For more information on how to use Pixart-α with `diffusers`, please have a look at [the Pixart-α Docs](https://huggingface.co/docs/diffusers/main/en/api/pipelines/pixart).

### Free Google Colab
You can use Google Colab to generate images from PixArt-α free of charge. Click [here](https://colab.research.google.com/drive/1jZ5UZXk7tcpTfVwnX33dDuefNMcnW9ME?usp=sharing) to try.

## Uses

### Direct Use

The model is intended for research purposes only. Possible research areas and tasks include

- Generation of artworks and use in design and other artistic processes.
- Applications in educational or creative tools.
- Research on generative models.
- Safe deployment of models which have the potential to generate harmful content.

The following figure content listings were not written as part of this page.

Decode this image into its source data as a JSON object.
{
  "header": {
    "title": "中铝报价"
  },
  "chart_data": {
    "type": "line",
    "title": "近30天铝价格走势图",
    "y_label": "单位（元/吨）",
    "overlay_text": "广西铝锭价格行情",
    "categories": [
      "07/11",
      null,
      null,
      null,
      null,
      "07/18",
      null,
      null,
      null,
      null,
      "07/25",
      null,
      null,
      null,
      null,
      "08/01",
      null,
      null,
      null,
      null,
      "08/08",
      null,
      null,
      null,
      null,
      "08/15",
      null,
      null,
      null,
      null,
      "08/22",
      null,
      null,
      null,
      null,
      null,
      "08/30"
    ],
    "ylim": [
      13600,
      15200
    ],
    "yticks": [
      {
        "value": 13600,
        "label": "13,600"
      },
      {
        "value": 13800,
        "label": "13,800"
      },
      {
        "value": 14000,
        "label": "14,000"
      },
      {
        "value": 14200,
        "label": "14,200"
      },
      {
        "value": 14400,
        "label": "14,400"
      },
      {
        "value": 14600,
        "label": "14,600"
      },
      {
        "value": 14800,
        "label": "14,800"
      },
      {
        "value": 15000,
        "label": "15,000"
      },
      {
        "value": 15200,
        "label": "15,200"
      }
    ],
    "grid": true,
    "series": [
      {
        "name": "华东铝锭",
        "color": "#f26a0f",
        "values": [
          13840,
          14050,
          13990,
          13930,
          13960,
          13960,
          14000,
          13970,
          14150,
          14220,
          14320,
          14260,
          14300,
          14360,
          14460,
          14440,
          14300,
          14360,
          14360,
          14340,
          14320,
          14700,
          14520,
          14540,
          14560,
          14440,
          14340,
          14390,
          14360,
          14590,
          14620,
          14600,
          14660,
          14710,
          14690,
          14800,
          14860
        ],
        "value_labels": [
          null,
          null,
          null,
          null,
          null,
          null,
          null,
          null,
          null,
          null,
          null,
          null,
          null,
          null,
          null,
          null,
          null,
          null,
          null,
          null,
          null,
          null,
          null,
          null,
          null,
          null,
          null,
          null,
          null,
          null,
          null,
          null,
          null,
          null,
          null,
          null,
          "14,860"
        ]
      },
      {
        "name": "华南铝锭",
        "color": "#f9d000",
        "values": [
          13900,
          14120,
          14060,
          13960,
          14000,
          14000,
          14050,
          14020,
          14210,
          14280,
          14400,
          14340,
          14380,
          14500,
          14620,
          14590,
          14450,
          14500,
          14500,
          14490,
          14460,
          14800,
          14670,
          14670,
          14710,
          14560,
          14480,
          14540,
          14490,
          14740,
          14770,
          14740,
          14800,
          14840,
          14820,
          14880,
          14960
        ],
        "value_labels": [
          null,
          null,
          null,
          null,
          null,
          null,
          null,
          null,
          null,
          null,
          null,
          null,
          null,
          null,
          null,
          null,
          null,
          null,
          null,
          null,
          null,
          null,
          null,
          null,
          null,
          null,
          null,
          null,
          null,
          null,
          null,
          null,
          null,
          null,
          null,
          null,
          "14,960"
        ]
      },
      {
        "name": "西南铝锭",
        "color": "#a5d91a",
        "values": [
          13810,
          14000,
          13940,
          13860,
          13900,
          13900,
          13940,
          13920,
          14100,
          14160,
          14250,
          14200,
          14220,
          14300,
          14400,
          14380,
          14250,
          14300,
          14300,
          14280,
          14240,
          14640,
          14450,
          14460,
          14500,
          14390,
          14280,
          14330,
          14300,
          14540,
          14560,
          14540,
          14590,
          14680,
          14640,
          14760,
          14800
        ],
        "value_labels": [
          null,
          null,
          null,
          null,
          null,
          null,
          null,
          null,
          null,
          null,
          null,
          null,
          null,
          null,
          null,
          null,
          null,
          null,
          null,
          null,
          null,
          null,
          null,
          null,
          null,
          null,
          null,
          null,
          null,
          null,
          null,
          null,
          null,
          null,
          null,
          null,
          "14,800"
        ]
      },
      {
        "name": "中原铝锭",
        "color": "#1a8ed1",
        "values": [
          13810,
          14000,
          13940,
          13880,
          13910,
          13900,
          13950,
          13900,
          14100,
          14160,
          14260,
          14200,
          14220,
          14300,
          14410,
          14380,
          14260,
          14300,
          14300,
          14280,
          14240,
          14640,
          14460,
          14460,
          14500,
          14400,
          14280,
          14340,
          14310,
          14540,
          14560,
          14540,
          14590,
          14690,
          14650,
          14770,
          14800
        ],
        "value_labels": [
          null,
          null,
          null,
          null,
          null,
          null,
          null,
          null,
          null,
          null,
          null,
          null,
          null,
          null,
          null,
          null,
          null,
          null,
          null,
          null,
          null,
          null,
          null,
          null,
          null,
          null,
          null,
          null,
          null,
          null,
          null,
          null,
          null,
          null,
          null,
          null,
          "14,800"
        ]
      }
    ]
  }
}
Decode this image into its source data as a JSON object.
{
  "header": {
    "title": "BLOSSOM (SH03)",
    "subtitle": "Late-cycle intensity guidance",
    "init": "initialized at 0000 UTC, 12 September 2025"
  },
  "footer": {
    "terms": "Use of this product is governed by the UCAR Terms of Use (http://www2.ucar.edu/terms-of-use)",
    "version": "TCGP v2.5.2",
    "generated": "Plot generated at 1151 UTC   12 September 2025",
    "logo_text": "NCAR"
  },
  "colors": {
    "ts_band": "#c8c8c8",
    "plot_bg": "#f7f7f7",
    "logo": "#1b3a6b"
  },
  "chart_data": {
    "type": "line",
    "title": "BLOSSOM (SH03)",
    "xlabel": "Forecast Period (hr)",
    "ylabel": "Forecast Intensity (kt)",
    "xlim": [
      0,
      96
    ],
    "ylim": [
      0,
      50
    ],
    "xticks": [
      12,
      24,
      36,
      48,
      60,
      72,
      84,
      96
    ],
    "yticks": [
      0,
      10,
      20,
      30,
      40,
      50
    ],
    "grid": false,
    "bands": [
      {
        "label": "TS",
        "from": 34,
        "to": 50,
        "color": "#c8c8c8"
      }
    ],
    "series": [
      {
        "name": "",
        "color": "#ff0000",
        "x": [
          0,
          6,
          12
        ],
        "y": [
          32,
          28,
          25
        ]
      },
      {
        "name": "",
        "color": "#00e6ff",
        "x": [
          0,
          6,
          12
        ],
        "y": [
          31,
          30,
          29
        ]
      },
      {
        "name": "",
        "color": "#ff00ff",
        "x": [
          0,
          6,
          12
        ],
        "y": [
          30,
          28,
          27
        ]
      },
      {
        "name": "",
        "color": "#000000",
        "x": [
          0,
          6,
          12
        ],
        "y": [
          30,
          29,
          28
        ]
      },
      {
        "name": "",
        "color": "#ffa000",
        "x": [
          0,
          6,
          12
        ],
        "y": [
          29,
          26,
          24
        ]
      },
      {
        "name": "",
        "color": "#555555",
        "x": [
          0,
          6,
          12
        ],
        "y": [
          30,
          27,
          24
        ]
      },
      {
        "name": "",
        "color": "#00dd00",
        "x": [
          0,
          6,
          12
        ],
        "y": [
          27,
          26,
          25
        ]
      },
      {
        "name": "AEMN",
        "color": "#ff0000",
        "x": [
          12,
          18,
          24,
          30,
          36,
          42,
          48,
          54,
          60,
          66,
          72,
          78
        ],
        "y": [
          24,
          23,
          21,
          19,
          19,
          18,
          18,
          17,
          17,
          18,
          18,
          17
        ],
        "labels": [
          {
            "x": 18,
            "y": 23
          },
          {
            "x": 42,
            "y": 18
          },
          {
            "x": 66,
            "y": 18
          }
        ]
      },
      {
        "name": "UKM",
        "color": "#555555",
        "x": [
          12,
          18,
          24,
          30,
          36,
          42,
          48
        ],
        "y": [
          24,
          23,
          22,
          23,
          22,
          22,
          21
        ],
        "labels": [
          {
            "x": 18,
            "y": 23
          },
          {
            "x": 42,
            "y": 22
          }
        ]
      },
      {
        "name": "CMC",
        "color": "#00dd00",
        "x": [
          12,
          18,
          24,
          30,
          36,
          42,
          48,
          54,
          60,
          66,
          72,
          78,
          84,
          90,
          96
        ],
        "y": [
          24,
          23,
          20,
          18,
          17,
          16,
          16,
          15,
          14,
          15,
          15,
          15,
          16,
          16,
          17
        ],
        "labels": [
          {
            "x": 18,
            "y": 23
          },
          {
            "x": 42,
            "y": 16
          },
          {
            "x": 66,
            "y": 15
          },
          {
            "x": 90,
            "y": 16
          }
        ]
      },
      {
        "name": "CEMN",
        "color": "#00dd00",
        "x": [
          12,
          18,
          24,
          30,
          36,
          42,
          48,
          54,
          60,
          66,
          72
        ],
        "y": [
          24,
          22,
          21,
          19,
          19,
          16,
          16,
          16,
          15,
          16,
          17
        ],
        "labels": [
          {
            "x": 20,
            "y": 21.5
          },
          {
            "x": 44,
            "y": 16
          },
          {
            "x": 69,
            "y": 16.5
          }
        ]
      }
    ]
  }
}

- Probing and understanding the limitations and biases of generative models.

Excluded uses are described below.

### Out-of-Scope Use

The model was not trained to be factual or true representations of people or events, and therefore using the model to generate such content is out-of-scope for the abilities of this model.

## Limitations and Bias

### Limitations


- The model does not achieve perfect photorealism
- The model cannot render legible text
- The model struggles with more difficult tasks which involve compositionality, such as rendering an image corresponding to “A red cube on top of a blue sphere”
- fingers, .etc in general may not be generated properly.
- The autoencoding part of the model is lossy.

### Bias
While the capabilities of image generation models are impressive, they can also reinforce or exacerbate social biases.